Makes it clear what an extraordinarly weak recovery this is...

To be v shaped this recovery would have to be as extraordinary as the collapse that preceded it.

Not meeting that standard hardly qualifies the recovery as weak.

To meet that standard would require returning to the bubble conditions that preceded the collapse.

Your argument makes no sense either way.

At 11/08/2010 12:36 AM, Blogger Hydra said...


How much do we increase productivity before you realize that not everyone should work?

Isn't it now widely recognized that not everyone should own a home?
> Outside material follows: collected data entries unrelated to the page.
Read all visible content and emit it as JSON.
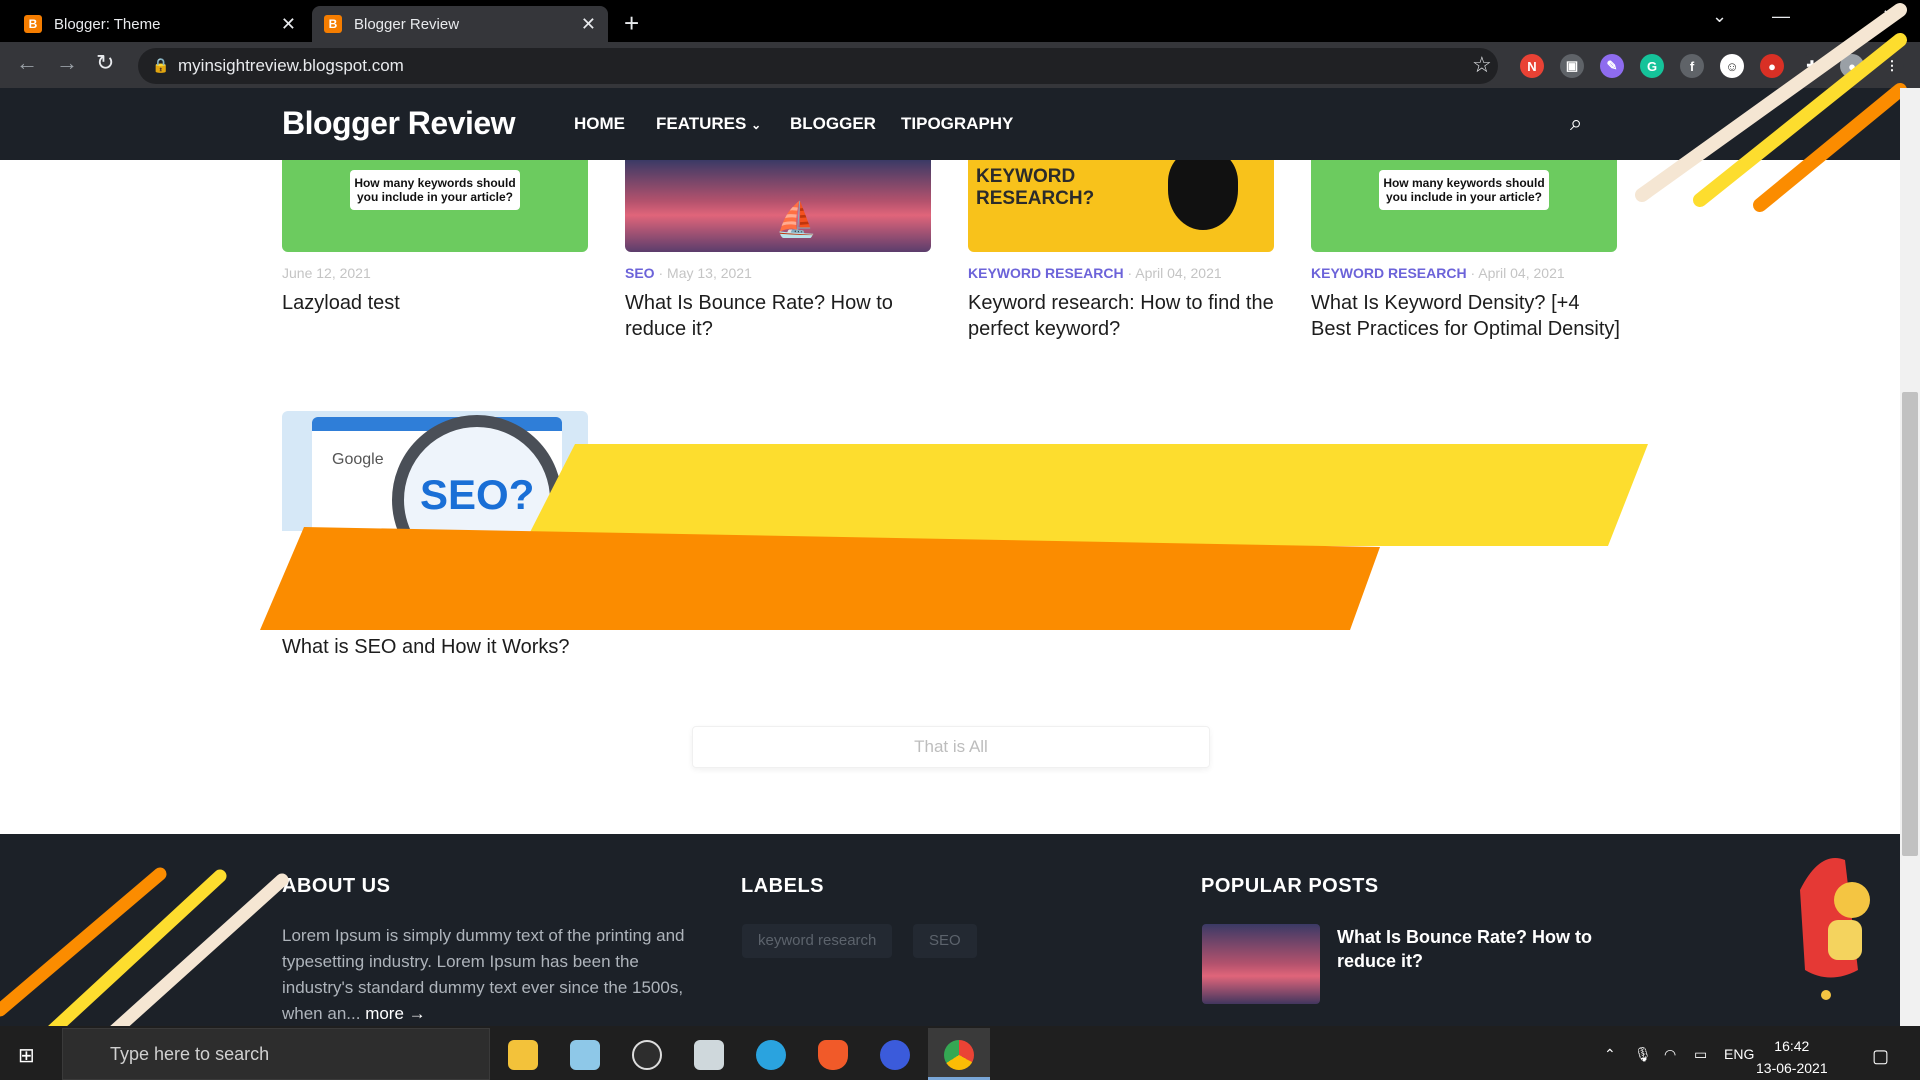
{
  "browser": {
    "tabs": [
      {
        "title": "Blogger: Theme",
        "active": false
      },
      {
        "title": "Blogger Review",
        "active": true
      }
    ],
    "url": "myinsightreview.blogspot.com"
  },
  "blog": {
    "title": "Blogger Review",
    "nav": [
      "HOME",
      "FEATURES",
      "BLOGGER",
      "TIPOGRAPHY"
    ]
  },
  "posts": [
    {
      "label": "",
      "date": "June 12, 2021",
      "title": "Lazyload test",
      "thumb_text": "How many keywords should you include in your article?"
    },
    {
      "label": "SEO",
      "date": "May 13, 2021",
      "title": "What Is Bounce Rate? How to reduce it?"
    },
    {
      "label": "KEYWORD RESEARCH",
      "date": "April 04, 2021",
      "title": "Keyword research: How to find the perfect keyword?",
      "thumb_text": "KEYWORD RESEARCH?"
    },
    {
      "label": "KEYWORD RESEARCH",
      "date": "April 04, 2021",
      "title": "What Is Keyword Density? [+4 Best Practices for Optimal Density]",
      "thumb_text": "How many keywords should you include in your article?"
    }
  ],
  "featured": {
    "title": "What is SEO and How it Works?",
    "thumb_google": "Google",
    "thumb_seo": "SEO?"
  },
  "load_more": "That is All",
  "footer": {
    "about_heading": "ABOUT US",
    "about_text": "Lorem Ipsum is simply dummy text of the printing and typesetting industry. Lorem Ipsum has been the industry's standard dummy text ever since the 1500s, when an...",
    "more": "more →",
    "labels_heading": "LABELS",
    "labels": [
      "keyword research",
      "SEO"
    ],
    "popular_heading": "POPULAR POSTS",
    "popular_title": "What Is Bounce Rate? How to reduce it?"
  },
  "taskbar": {
    "search_placeholder": "Type here to search",
    "lang": "ENG",
    "time": "16:42",
    "date": "13-06-2021"
  },
  "colors": {
    "accent_label": "#6c63d9",
    "header_bg": "#1c2128",
    "overlay_yellow": "#fddd2e",
    "overlay_orange": "#fb8c00"
  }
}
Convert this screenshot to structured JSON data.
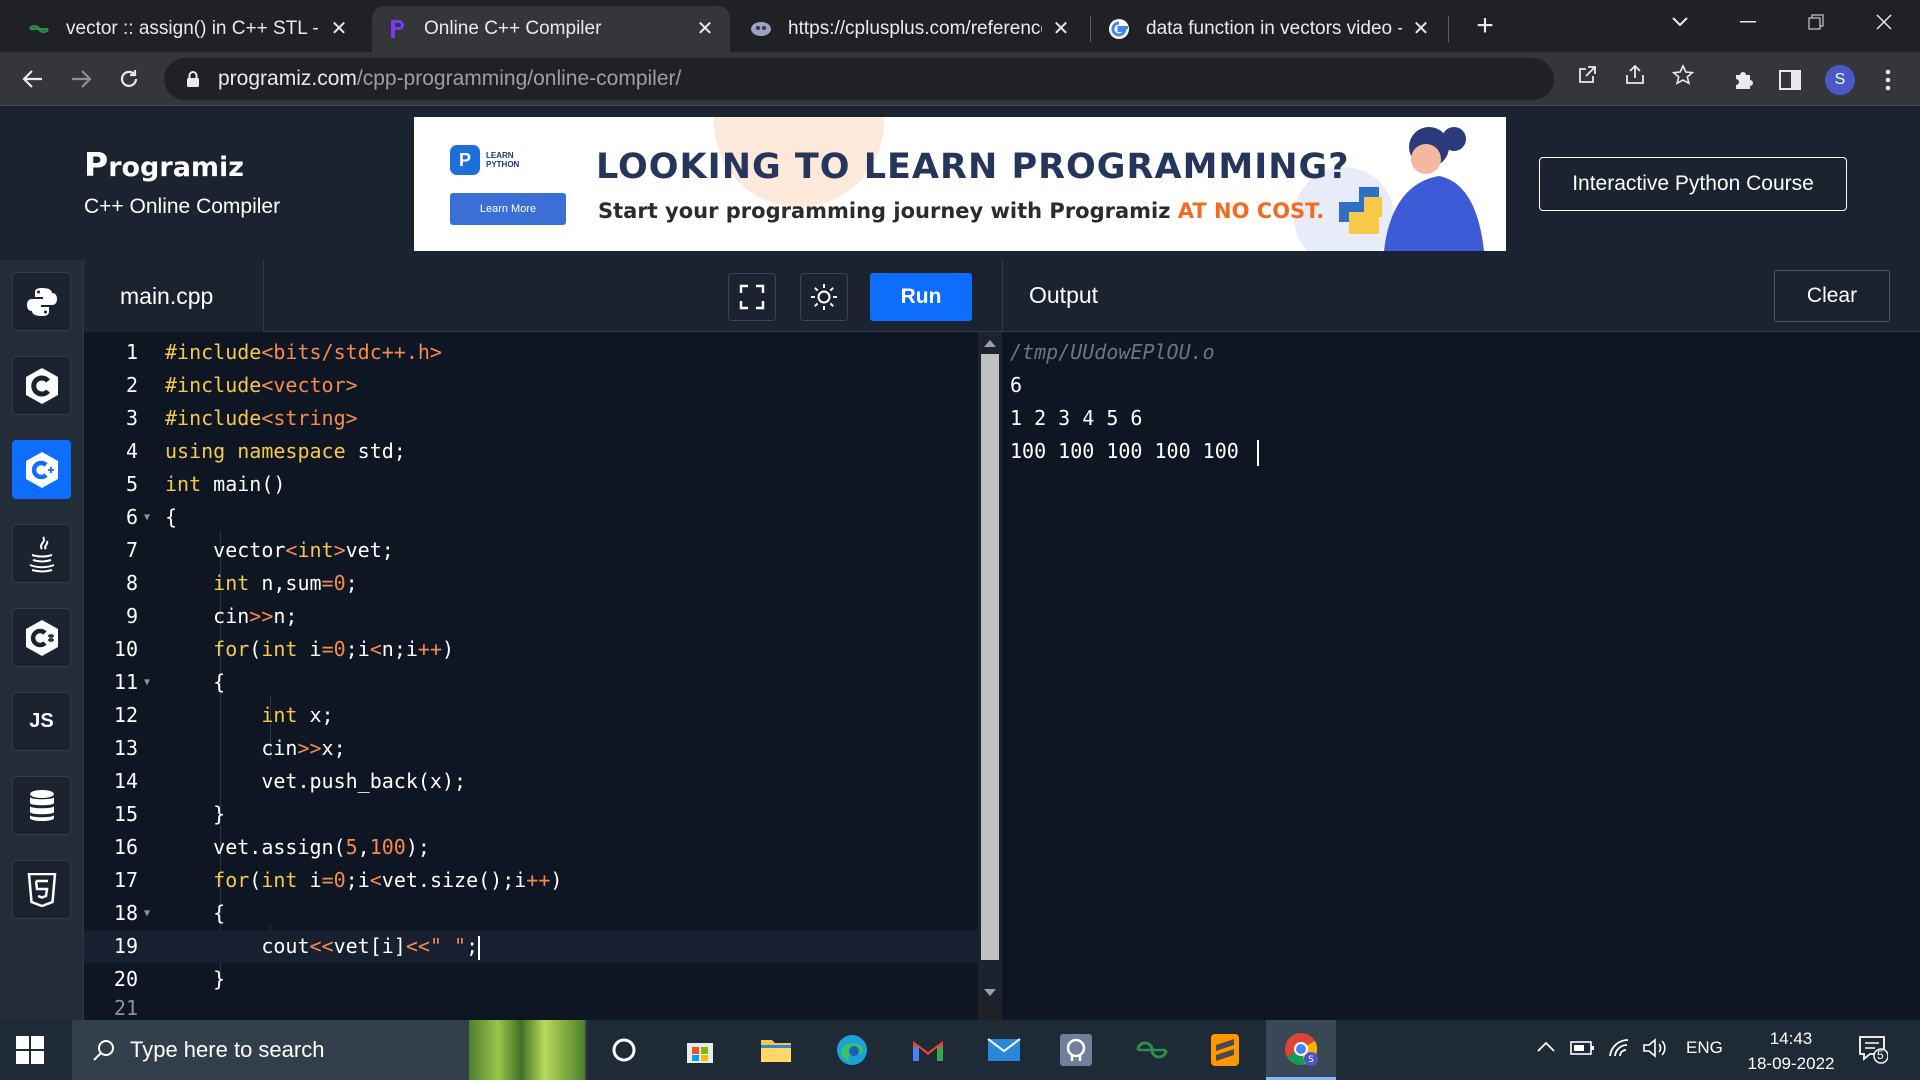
{
  "browser": {
    "tabs": [
      {
        "title": "vector :: assign() in C++ STL - Ge",
        "favicon": "geeksforgeeks-icon",
        "active": false
      },
      {
        "title": "Online C++ Compiler",
        "favicon": "programiz-icon",
        "active": true
      },
      {
        "title": "https://cplusplus.com/reference/",
        "favicon": "cplusplus-icon",
        "active": false
      },
      {
        "title": "data function in vectors video - G",
        "favicon": "google-icon",
        "active": false
      }
    ],
    "url_host": "programiz.com",
    "url_path": "/cpp-programming/online-compiler/",
    "profile_initial": "S"
  },
  "site": {
    "logo": "Programiz",
    "subtitle": "C++ Online Compiler",
    "banner": {
      "badge": "LEARN PYTHON",
      "learn_more": "Learn More",
      "headline": "LOOKING TO LEARN PROGRAMMING?",
      "tagline": "Start your programming journey with Programiz ",
      "tagline_accent": "AT NO COST."
    },
    "course_button": "Interactive Python Course"
  },
  "sidebar": {
    "languages": [
      {
        "name": "python",
        "label": "",
        "active": false
      },
      {
        "name": "c",
        "label": "",
        "active": false
      },
      {
        "name": "cpp",
        "label": "",
        "active": true
      },
      {
        "name": "java",
        "label": "",
        "active": false
      },
      {
        "name": "csharp",
        "label": "",
        "active": false
      },
      {
        "name": "javascript",
        "label": "JS",
        "active": false
      },
      {
        "name": "sql",
        "label": "",
        "active": false
      },
      {
        "name": "html",
        "label": "",
        "active": false
      }
    ]
  },
  "editor": {
    "filename": "main.cpp",
    "run_label": "Run",
    "lines": [
      {
        "n": "1",
        "html": "<span class='kw'>#include</span><span class='str'>&lt;bits/stdc++.h&gt;</span>",
        "text": "#include<bits/stdc++.h>"
      },
      {
        "n": "2",
        "html": "<span class='kw'>#include</span><span class='str'>&lt;vector&gt;</span>",
        "text": "#include<vector>"
      },
      {
        "n": "3",
        "html": "<span class='kw'>#include</span><span class='str'>&lt;string&gt;</span>",
        "text": "#include<string>"
      },
      {
        "n": "4",
        "html": "<span class='kw'>using namespace</span> std;",
        "text": "using namespace std;"
      },
      {
        "n": "5",
        "html": "<span class='kw'>int</span> main()",
        "text": "int main()"
      },
      {
        "n": "6",
        "html": "{",
        "text": "{",
        "fold": true
      },
      {
        "n": "7",
        "html": "    vector<span class='op'>&lt;</span><span class='kw'>int</span><span class='op'>&gt;</span>vet;",
        "text": "    vector<int>vet;"
      },
      {
        "n": "8",
        "html": "    <span class='kw'>int</span> n,sum<span class='op'>=</span><span class='num'>0</span>;",
        "text": "    int n,sum=0;"
      },
      {
        "n": "9",
        "html": "    cin<span class='op'>&gt;&gt;</span>n;",
        "text": "    cin>>n;"
      },
      {
        "n": "10",
        "html": "    <span class='kw'>for</span>(<span class='kw'>int</span> i<span class='op'>=</span><span class='num'>0</span>;i<span class='op'>&lt;</span>n;i<span class='op'>++</span>)",
        "text": "    for(int i=0;i<n;i++)"
      },
      {
        "n": "11",
        "html": "    {",
        "text": "    {",
        "fold": true
      },
      {
        "n": "12",
        "html": "        <span class='kw'>int</span> x;",
        "text": "        int x;"
      },
      {
        "n": "13",
        "html": "        cin<span class='op'>&gt;&gt;</span>x;",
        "text": "        cin>>x;"
      },
      {
        "n": "14",
        "html": "        vet.push_back(x);",
        "text": "        vet.push_back(x);"
      },
      {
        "n": "15",
        "html": "    }",
        "text": "    }"
      },
      {
        "n": "16",
        "html": "    vet.assign(<span class='num'>5</span>,<span class='num'>100</span>);",
        "text": "    vet.assign(5,100);"
      },
      {
        "n": "17",
        "html": "    <span class='kw'>for</span>(<span class='kw'>int</span> i<span class='op'>=</span><span class='num'>0</span>;i<span class='op'>&lt;</span>vet.size();i<span class='op'>++</span>)",
        "text": "    for(int i=0;i<vet.size();i++)"
      },
      {
        "n": "18",
        "html": "    {",
        "text": "    {",
        "fold": true
      },
      {
        "n": "19",
        "html": "        cout<span class='op'>&lt;&lt;</span>vet[i]<span class='op'>&lt;&lt;</span><span class='str'>\" \"</span>;",
        "text": "        cout<<vet[i]<<\" \";",
        "current": true
      },
      {
        "n": "20",
        "html": "    }",
        "text": "    }"
      }
    ]
  },
  "output": {
    "label": "Output",
    "clear_label": "Clear",
    "lines": [
      "/tmp/UUdowEPlOU.o",
      "6",
      "1 2 3 4 5 6",
      "100 100 100 100 100 "
    ]
  },
  "taskbar": {
    "search_placeholder": "Type here to search",
    "apps": [
      "cortana-icon",
      "microsoft-store-icon",
      "file-explorer-icon",
      "edge-icon",
      "gmail-icon",
      "mail-icon",
      "app-icon",
      "geeksforgeeks-icon",
      "sublime-text-icon",
      "chrome-icon"
    ],
    "language": "ENG",
    "time": "14:43",
    "date": "18-09-2022",
    "notifications": "5"
  }
}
Why should they have a job then?

At 11/08/2010 9:36 AM, Blogger PeakTrader said...

The goal should be to fully employ idle resources, including 15 million unemployed workers and $2 trillion in cash held by corporations. Idle resources are a waste.

The Obama Adminstration has done many positive things to promote growth. However, it has done many more negative things to prevent growth, which has also offset much of the positive efforts by the Fed.